The book opens with a brief outline of Sullivan’s journey from university graduate to one of Nasa’s new recruits in the late 1970s, to her first spacewalk and mission aboard the Challenger shuttle in 1984, with many years of training and planning in between.
The book is part of a series on invention and innovation, and as such the technical details are very much in the foreground of the narrative. The majority of sequences read like paraphrased mission briefings or technical summaries. This becomes stilted at points and, like many areas of science, astronomy and space exploration has a tiresome obsession with acronyms. While the book has a glossary of the most frequently ones, this takes a bit of the zeal out of the adventure: spacewalks are EVAs, astronauts are TFNGs, the vast building that is Hubble’s atelier is the VATA.
Considering the book provides an opportunity for first-hand descriptions of the rigours and challenges of a career as an astronaut, the text is surprisingly free of heart. A real sense of the stakes involved and the awe of achievement is lacking. Sullivan describes a serene moment during a spacewalk: holding onto the exterior of the space shuttle with one hand, she glances down past her boots as South America slides beneath her feet. The book would have benefitted greatly from more such asides.

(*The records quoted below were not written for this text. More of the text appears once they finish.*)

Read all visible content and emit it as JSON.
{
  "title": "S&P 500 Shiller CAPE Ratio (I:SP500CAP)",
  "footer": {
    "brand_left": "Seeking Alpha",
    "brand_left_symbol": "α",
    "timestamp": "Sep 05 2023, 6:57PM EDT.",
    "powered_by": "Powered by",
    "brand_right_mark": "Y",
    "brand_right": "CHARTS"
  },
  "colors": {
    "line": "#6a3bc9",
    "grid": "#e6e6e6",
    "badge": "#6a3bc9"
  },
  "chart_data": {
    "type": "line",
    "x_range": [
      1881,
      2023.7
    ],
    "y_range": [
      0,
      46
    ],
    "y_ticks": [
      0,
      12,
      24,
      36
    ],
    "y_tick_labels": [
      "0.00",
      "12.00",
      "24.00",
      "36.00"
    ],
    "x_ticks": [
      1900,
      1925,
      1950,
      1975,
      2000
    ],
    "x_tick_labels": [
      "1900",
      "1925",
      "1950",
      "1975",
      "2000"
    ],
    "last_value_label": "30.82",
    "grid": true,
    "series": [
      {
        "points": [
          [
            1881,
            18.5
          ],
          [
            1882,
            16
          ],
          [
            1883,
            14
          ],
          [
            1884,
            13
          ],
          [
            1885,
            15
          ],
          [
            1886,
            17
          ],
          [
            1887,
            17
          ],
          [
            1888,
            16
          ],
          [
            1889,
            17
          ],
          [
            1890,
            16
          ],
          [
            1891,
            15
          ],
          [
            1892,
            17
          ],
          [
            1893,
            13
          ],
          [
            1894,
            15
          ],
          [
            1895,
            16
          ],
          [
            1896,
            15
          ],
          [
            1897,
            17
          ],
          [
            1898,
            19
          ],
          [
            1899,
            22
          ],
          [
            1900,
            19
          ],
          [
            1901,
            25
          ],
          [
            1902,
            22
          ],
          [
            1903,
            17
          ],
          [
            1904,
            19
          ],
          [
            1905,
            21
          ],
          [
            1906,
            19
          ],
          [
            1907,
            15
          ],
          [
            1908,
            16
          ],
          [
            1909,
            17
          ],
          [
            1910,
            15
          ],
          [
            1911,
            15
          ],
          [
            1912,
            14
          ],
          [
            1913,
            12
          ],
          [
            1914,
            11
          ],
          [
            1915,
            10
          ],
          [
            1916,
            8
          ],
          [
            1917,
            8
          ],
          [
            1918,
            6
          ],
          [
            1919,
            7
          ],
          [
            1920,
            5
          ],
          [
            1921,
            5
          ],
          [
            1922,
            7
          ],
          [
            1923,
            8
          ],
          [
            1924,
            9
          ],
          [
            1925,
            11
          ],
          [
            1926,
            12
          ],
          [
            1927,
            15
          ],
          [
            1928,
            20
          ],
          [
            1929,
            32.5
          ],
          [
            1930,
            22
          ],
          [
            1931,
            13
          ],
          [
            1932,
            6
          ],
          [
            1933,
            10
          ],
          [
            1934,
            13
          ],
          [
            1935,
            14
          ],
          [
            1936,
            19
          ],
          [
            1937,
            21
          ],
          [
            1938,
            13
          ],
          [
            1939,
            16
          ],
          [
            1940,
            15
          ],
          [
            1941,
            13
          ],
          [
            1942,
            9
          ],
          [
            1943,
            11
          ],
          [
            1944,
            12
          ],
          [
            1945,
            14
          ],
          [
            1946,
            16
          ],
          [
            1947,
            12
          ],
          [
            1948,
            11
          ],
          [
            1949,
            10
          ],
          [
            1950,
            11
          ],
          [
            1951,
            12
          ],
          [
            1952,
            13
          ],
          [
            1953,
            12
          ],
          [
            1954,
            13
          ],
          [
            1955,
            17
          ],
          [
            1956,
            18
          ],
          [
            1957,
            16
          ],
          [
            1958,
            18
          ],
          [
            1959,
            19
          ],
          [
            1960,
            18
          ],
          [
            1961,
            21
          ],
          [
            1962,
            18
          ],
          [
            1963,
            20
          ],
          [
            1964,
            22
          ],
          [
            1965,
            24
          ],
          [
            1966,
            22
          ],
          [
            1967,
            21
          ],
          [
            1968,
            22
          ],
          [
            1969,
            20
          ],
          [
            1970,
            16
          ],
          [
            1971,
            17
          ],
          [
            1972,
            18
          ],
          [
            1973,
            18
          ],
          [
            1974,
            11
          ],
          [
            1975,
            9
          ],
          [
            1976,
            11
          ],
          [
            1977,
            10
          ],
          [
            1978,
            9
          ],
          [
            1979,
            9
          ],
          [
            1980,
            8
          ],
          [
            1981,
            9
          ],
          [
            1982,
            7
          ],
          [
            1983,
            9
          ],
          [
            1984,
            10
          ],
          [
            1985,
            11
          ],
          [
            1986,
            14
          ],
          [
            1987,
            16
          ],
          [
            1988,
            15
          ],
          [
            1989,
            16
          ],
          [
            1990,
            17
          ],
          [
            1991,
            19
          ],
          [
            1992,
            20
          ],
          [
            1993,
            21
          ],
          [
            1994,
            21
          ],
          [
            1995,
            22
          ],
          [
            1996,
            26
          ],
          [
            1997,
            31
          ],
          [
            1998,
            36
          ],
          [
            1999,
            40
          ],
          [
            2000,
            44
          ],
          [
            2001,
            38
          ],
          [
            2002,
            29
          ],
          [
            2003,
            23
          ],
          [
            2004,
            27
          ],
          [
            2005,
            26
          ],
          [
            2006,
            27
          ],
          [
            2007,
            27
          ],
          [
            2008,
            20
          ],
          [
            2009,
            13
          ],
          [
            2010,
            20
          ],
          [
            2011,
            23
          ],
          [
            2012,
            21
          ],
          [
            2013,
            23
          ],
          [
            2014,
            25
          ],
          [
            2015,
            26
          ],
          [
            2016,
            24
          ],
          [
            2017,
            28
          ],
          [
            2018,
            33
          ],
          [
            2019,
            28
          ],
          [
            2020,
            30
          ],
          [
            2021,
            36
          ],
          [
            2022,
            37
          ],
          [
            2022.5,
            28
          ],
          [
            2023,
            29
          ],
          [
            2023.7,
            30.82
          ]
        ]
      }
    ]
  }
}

As the narrative progresses, I read with a sense of foreboding knowing that the Challenger disaster of 1986 lies in the pages ahead. It is noted with the gravity it deserves, and the story moves on swiftly. There is no reflection or discussion of whether space research is worth the human cost, or whether Sullivan harboured any doubts about continuing along the path of an astronaut. Perhaps it has been discussed all too often before, is too difficult a subject or Sullivan has simply chosen to avoid taking a stance.
The book eventually moves onto Hubble’s side of the story and again the narrative is entrenched in technical details. The telescope’s longevity and the foresight to design it to be maintainable and updateable are achievements Sullivan clearly relished in her work on the project.
The book includes a good number of colour photographs, though there are too few of the stunning images that Hubble has captured and too many of the hardware, tools and equipment. Overall, there is something to enjoy in such an informative book. But for the most part, it seems Sullivan has been looking at the telescope when she could have been looking through it.